Pengamat hukum dan politik Dr. Pieter C. Zulkifli, SH., MH. dalam catatan analisis politiknya menyoroti munculnya pola sistematis pembunuhan karakter yang berpotensi mencederai demokrasi. Mantan Ketua Komisi III DPR RI ini mengingatkan, bila fitnah dibiarkan menjadi alat politik, maka yang hancur bukan hanya reputasi individu, melainkan kepercayaan publik terhadap negara. Berikut catatan lengkapnya:
***
Gelombang fitnah terhadap mantan Presiden Jokowi dan keluarga diduga bukan sekadar kritik, tapi strategi politik menjelang Pilpres 2029.
SEPULUH TAHUN kepemimpinan Presiden Joko Widodo adalah fase paling dinamis dalam sejarah modern Indonesia. Dalam periode itu, bangsa ini menyaksikan percepatan pembangunan infrastruktur, transformasi digital, dan ketegasan diplomasi luar negeri yang menegaskan kedaulatan. Namun, begitu kekuasaan berpindah tangan, justru muncul gelombang narasi yang berupaya menggugat seluruh capaian tersebut dengan fitnah dan disinformasi yang sistematis.

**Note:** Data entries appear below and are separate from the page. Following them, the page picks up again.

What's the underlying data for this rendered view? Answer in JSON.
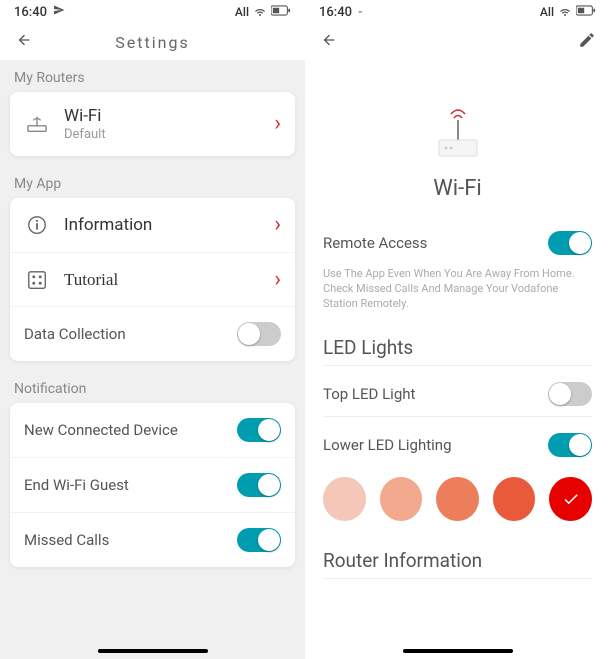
{
  "status": {
    "time": "16:40",
    "signal_text": "All",
    "send_icon": "send-icon",
    "wifi_icon": "wifi-icon",
    "battery_icon": "battery-icon"
  },
  "left": {
    "title": "Settings",
    "my_routers_label": "My Routers",
    "router": {
      "name": "Wi-Fi",
      "sub": "Default"
    },
    "my_app_label": "My App",
    "items": {
      "info": "Information",
      "tutorial": "Tutorial",
      "data_collection": "Data Collection"
    },
    "notification_label": "Notification",
    "notifications": {
      "new_device": "New Connected Device",
      "end_guest": "End Wi-Fi Guest",
      "missed_calls": "Missed Calls"
    }
  },
  "right": {
    "device_name": "Wi-Fi",
    "remote_access": {
      "label": "Remote Access",
      "hint": "Use The App Even When You Are Away From Home. Check Missed Calls And Manage Your Vodafone Station Remotely."
    },
    "led_section": "LED Lights",
    "top_led": "Top LED Light",
    "lower_led": "Lower LED Lighting",
    "colors": [
      "#f5c7b8",
      "#f3a98e",
      "#ec7e5b",
      "#e85a3a",
      "#e60000"
    ],
    "router_info": "Router Information"
  }
}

Kasus “ijazah palsu” misalnya, menjadi contoh paling mencolok bagaimana tuduhan tanpa dasar bisa berkembang liar di ruang publik. Berulang kali Mahkamah Konstitusi, perguruan tinggi, dan lembaga hukum menyatakan tidak ada kejanggalan, namun isu itu terus dihidupkan seolah-olah kebenaran bisa ditentukan oleh opini, bukan fakta hukum. Fenomena ini menunjukkan betapa mudahnya ruang digital dikapitalisasi oleh kepentingan politik yang ingin menggiring persepsi publik.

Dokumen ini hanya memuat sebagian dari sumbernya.